On the occasion of the fifth anniversary of 9/11, there’s been a flurry of articles trying to come to grips with the relationship between that horrific event and the ensuing implosion of the airline industry.
No sector of the U.S. economy was as battered as the airlines. Some pertinent data points cited in a piece inTheStreet.com:
During the six years from 1995 through 2000, airlines were consistently profitable, earning $23 billion, including a record $5.4 billion in 1999.
Between 2001 and 2005, the industry lost $35 billion.
Since August 2001, about 155,000 airline industry employees have lost their jobs, a reduction of 29%.
Legacy airlines have cut 816 mainline jets from their fleets, a reduction of 23%.
The story of 9/11’s effect on the airlines probably needs to be told. But it tends to obscure the “real” story, which puts the airlines’ recent travails into a longer-term perspective.

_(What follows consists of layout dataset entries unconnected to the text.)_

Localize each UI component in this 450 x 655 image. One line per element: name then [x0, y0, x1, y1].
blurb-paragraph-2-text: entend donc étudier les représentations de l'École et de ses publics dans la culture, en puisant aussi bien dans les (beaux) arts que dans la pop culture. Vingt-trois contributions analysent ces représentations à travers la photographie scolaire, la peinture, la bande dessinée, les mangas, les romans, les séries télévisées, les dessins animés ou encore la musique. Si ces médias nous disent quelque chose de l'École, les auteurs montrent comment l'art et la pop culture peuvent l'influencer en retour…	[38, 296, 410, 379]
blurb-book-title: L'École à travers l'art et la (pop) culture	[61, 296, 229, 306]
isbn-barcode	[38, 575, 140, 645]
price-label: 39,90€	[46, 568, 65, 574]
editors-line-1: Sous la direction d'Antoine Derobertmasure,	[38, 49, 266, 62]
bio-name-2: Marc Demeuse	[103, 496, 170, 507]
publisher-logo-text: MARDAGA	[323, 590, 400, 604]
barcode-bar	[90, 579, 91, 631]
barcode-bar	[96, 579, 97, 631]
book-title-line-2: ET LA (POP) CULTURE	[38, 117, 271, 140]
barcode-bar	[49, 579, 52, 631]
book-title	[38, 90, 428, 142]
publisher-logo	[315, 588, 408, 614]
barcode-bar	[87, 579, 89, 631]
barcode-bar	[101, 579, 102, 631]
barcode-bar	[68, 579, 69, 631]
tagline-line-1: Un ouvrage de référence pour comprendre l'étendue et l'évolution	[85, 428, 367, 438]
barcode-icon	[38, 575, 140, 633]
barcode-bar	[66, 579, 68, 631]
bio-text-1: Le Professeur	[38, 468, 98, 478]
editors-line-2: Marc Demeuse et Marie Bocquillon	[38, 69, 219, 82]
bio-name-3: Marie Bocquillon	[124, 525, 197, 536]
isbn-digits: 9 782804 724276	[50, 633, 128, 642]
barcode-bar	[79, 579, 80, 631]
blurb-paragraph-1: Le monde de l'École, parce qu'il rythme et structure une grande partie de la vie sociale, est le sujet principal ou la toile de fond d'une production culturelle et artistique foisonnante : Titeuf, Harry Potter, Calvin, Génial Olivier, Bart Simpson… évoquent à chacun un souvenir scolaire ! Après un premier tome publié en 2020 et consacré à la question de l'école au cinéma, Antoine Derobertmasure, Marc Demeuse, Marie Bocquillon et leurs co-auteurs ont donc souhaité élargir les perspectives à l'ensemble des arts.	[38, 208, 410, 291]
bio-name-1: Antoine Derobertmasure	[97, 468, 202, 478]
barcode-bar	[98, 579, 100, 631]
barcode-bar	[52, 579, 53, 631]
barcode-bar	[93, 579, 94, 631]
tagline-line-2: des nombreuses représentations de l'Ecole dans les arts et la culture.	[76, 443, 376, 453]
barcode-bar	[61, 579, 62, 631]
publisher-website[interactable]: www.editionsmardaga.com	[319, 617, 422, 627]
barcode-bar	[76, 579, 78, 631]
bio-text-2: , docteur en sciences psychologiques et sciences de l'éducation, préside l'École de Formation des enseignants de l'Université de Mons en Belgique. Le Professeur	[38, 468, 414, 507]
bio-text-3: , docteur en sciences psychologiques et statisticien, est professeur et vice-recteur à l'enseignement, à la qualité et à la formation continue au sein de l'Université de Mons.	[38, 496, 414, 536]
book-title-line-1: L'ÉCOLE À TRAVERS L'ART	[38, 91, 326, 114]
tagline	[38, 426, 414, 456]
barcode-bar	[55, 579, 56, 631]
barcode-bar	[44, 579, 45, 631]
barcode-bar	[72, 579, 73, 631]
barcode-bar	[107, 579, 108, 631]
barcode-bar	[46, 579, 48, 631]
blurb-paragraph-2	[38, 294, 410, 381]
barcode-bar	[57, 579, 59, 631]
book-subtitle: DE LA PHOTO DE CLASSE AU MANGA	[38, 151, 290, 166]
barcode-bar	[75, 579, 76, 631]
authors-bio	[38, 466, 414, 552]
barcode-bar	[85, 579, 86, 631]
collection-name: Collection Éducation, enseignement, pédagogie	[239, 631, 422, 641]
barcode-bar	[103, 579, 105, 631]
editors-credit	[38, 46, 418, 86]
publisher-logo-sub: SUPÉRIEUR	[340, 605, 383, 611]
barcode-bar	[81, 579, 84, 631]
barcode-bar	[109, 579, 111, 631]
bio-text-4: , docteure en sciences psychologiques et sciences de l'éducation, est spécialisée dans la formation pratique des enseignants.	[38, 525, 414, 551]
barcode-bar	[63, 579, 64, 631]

For all the focus on the effects of 9/11, the story of the airlines’ meltdown at the turn of this century should be traced back to the Airline Deregulation Act of 1978. The period following deregulation has been a long, agonizingly slow process of adaptation to the new free-for-all operating environment.
The events of 9/11 accelerated the pace of that evolution, certainly. But the airline business today, warts and all, has its roots in deregulation, not in terrorism.